Have you had or know someone who has had heatstroke before? It’s not always easy to recognize if someone has just been in the sun a bit too much or if it is something worse that needs to be carefully monitored.

Let’s take a look at what heatstroke is. Heatstroke is a condition caused by your body overheating, usually due to prolonged exposure to or physical exertion in high temperatures. It is the most severe form of heat injury.

Emergency Treatment

Unlike when you may get sunburn or sat in the sun for a little longer than you should have, heatstroke requires emergency treatment. This is because of the impact it can have on your body, including your organs. The first minutes are the most crucial, and an untreated heatstroke may be fatal within 30-60 minutes of the first symptoms—which themselves may go unnoticed for some time.

“Untreated heatstroke can quickly damage your brain, heart, kidneys, and muscles. The damage worsens the longer treatment is delayed, increasing your risk of serious complications or death.”

Let’s take a look at what you should look out for and then what to do if they suffer from those symptoms.


  • High body temp (103 degrees Fahrenheit or above)
  • Hot, red, dry, or damp skin
  • Fast pulse
  • Headache
  • Dizziness
  • Nausea
  • Confusion
  • Losing consciousness

What To Do

  • Call 911 straight as it’s a medical emergency..
  • Keep the person in the coolest place of the house (or venue) as possible
  • Help lower the patient’s temperature with cold cloths or, a cold bath if they feel up to it.
  • Most importantly, DO NOT give the person anything to drink.

Some of the symptoms of Heatstroke are similar to heat exhaustion, so it’s important to look them up so you can clarify what the person is experiencing, so you know how to treat your friend or family member.

How To Prevent Heat-Related Illnesses

It’s also important to know how you can prevent heat-related illnesses and what questions to ask the person. Although anyone at any time can suffer from heat-related illness, some people are at greater risk than others:

  • Infants and young children
  • People 65 years and older
  • People who are overweight
  • People who over exert themselves during work or exercise
  • People who are physically ill, especially with heart disease or high blood pressue, or who take specific medication for for depression, nsomnia, and poor circulation

Visit adults at risk at least twice a day and closely watch them for signs of heat exhaustion or heat stroke. Infants and young children, of course, need much more frequent watching.

Heatstroke Myths

We also need to note that there are myths about heatstroke and we need to make you aware of these so you can carry out the correct care until you are able to get professional medical attention.
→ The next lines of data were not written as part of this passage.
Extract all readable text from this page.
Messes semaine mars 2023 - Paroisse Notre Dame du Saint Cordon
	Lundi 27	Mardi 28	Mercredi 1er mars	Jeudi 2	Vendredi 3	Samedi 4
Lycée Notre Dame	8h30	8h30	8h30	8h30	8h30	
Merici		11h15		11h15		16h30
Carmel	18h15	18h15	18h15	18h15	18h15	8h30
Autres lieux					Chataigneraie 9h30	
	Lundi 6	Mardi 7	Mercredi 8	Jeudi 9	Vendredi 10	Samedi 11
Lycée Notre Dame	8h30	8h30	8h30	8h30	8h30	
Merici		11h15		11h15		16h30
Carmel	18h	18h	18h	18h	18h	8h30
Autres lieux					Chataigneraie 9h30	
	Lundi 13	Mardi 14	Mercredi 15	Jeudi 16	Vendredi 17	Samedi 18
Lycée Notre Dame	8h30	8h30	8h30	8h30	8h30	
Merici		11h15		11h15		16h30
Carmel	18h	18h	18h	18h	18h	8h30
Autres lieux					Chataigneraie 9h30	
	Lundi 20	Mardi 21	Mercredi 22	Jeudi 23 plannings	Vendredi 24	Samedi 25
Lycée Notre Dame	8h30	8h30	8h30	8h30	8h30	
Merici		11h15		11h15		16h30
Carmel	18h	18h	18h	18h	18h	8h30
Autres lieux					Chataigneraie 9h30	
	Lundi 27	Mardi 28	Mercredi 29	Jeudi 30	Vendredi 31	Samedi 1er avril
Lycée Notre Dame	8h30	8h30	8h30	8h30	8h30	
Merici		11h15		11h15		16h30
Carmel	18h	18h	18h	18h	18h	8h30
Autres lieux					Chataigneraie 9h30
  • If the person is still sweating it’s not an emergency – MYTH. A person who has become so dehydrated and overheated that they lose their ability to sweat IS more than likely experiencing a heat stroke.
  • An Ice bath or cool water may send the person into shock – MYTH. Multiple studies have concluded that cold-water immersion including ice baths are an effective treatment for heat stroke and hyperthermia.

Staying hydrated and avoiding strenuous activity and prolonged exposure to heatwaves is the best way to stay safe this summer.